The Versatile Italian Street-Food Sandwich You Can Order With Meat Or Nutella

Imagine strolling along the narrow streets of an old town in Italy, admiring the architecture, and visiting quaint shops. All the walking and sightseeing make you hungry, so you opt for a quick meal of street food. You discover a shop selling tigelle sandwiches, filled with flavorful cured meat and cheese or creamy and rich Nutella.

What to pick: savory or sweet? Why not one of each? This Italian street food uses tigelle bread, which National Geographic compares to a mix of a pancake and an English muffin. Many people choose to eat the warm tigelle by itself because of its wonderful flavor and texture, which when slightly browned has a crispy exterior and a soft inside. Others opt to slice open the round bread and fill it with cheese, meat, or a sweet spread. This versatile sandwich has a rich history, enjoyed by residents for centuries but still not very well-known beyond Italy.

The foundation of the sandwich: tigelle bread

To appreciate a tigelle sandwich, first, you need to understand the bread. It originated in the Apennine Mountains, near Modena, Italy, according to National Geographic, at a time when farming families would bake the evening bread together over a fire. These families would bake balls of dough called crescentine in clay molds that were known as tigelle (per Art Viva). The tigelle molds would be hot when the dough was placed in them, and then they would be stacked on top of one another, which would make baking the bread even faster, according to National Geographic.

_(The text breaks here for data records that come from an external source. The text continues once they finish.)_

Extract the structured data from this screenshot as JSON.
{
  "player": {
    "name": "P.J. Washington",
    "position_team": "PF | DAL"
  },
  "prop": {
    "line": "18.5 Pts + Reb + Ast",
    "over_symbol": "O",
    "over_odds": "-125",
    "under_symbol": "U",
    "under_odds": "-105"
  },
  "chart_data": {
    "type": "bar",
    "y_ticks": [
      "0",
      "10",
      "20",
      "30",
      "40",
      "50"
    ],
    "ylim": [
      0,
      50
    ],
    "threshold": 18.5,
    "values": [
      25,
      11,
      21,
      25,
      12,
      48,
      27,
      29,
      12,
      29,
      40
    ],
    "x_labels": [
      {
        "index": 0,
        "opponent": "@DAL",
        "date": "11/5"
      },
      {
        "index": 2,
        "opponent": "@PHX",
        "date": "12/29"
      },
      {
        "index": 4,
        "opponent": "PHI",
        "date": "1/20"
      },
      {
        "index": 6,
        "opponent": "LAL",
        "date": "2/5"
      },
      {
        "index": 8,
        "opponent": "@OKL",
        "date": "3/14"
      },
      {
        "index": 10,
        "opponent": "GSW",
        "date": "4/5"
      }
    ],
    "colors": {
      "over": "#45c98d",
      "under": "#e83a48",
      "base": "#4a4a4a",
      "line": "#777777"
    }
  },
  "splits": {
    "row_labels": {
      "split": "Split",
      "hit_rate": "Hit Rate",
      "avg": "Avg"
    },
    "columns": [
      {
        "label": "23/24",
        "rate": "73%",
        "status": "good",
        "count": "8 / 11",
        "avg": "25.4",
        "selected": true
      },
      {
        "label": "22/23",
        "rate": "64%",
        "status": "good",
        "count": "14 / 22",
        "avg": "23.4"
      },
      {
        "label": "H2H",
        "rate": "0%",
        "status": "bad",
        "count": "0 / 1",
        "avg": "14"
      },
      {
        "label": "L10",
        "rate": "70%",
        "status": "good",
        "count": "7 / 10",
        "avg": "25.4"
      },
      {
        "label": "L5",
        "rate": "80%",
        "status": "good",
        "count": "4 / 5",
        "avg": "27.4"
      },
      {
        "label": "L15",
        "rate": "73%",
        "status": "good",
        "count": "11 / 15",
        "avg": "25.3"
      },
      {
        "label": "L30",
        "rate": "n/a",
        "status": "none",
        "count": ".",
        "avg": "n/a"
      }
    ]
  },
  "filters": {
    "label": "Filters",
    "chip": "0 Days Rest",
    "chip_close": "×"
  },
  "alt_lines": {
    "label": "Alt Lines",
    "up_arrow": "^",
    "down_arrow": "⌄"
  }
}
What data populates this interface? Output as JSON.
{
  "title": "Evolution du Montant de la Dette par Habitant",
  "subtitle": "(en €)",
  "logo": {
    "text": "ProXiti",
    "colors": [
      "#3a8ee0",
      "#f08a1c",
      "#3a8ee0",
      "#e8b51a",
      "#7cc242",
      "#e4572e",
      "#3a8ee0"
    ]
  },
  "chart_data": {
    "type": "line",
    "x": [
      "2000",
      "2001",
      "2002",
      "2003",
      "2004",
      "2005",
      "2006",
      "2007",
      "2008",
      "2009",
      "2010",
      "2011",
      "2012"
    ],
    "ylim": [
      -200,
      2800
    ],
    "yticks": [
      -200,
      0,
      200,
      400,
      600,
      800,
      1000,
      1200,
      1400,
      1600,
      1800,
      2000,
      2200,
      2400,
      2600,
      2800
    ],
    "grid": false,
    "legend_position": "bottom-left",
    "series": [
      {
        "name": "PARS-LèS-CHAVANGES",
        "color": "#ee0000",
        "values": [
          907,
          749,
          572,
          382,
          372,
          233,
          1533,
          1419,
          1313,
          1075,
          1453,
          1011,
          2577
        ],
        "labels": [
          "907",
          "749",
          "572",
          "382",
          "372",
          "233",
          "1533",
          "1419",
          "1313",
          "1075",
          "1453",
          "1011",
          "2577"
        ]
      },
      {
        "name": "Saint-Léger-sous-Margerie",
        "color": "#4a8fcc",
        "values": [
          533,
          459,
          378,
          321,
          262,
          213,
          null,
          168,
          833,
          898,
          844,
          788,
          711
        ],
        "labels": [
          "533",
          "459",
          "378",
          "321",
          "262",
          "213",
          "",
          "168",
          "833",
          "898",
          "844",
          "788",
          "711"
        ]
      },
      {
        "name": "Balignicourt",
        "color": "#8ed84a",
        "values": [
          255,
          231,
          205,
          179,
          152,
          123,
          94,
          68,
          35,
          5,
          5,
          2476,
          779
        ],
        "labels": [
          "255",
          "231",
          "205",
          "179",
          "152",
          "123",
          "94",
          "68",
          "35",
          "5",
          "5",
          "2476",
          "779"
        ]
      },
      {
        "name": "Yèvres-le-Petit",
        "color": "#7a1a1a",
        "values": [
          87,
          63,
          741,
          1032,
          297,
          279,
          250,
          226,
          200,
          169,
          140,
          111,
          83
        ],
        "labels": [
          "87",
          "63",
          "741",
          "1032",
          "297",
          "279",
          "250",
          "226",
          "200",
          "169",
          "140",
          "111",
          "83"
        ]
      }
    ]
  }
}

After removing the bread from the molds, it would be divided and covered with a topping similar to pesto and cheese. 

Eventually, the bread became known simply as tigelle (but some people still refer to it as crescentine). The first time tigelle was written about was in the 13th century under the oversight of Emperor Frederick II, the Stupor Mundi, according to Philosokitchen. Tigelle is primarily a regional food in Italy, found in Emilia-Romagna. The cities of Bologna and Modena are located in Emilia-Romagna. After defeating the area, the ruler fell in love with the popular regional dish.

How to make tigelle bread

Long gone are the clay pots and open hearth used to make tigelle. Nowadays, the bread is made in iron or aluminum presses, which like the old clay molds, are often decorated with a symbol, such as a flower, so the design is pressed into the bread as it bakes, according to National Geographic. A recipe for tigelle from Silvio Cicchi calls for flour, cold water, milk, lard (which can be replaced with extra virgin olive oil), yeast, and salt. The lard and milk are used in order to keep the tigelle soft for days after it has been baked. However, American chef Nathan Anda prefers to use olive oil, which he said gave his tigelle the right texture for the sandwiches he wished to make, which included prosciutto and other toppings.

Once the dough has been kneaded, it will become elastic like pizza dough. The dough can be rolled out and then made into discs, as is done by Silvio Cicchi, or it can be placed on an electric tigelle press.

A stuffed sandwich

In addition to the bread being called tigelle, so is the popular Italian sandwich made with the bread. Great Italian Chefs says the bread is usually taken out of the pan, sliced open, and then stuffed right away with different fillings. These can be savory, such as cured meats or cheese, as well as something sweet like Nutella. Philosokitchen says some of the most commonly used cheeses for tigelle are giuncata, stracchino, and parmigiano reggiano. A popular spread for tigelle is pesto Modenese, which is made from lard, garlic, and rosemary.

Tigelle has proven to be versatile and can be made for dessert, as well, with fillings of chocolate hazelnut spread, mascarpone cream, or blueberry marmalade, per Philosokitchen. Great Italian Chefs' recipe sticks to the savory fillings and recommends meats such as salami and cheeses of a person's choosing. Sanpellegrino says you can't go wrong with stuffing tigelle with any cured meats or sausages, such as mortadella, salami, or ham. 

Whether you are in a sweet or savory mood, simple or complex, a tigelle sandwich can satisfy your appetite and taste buds.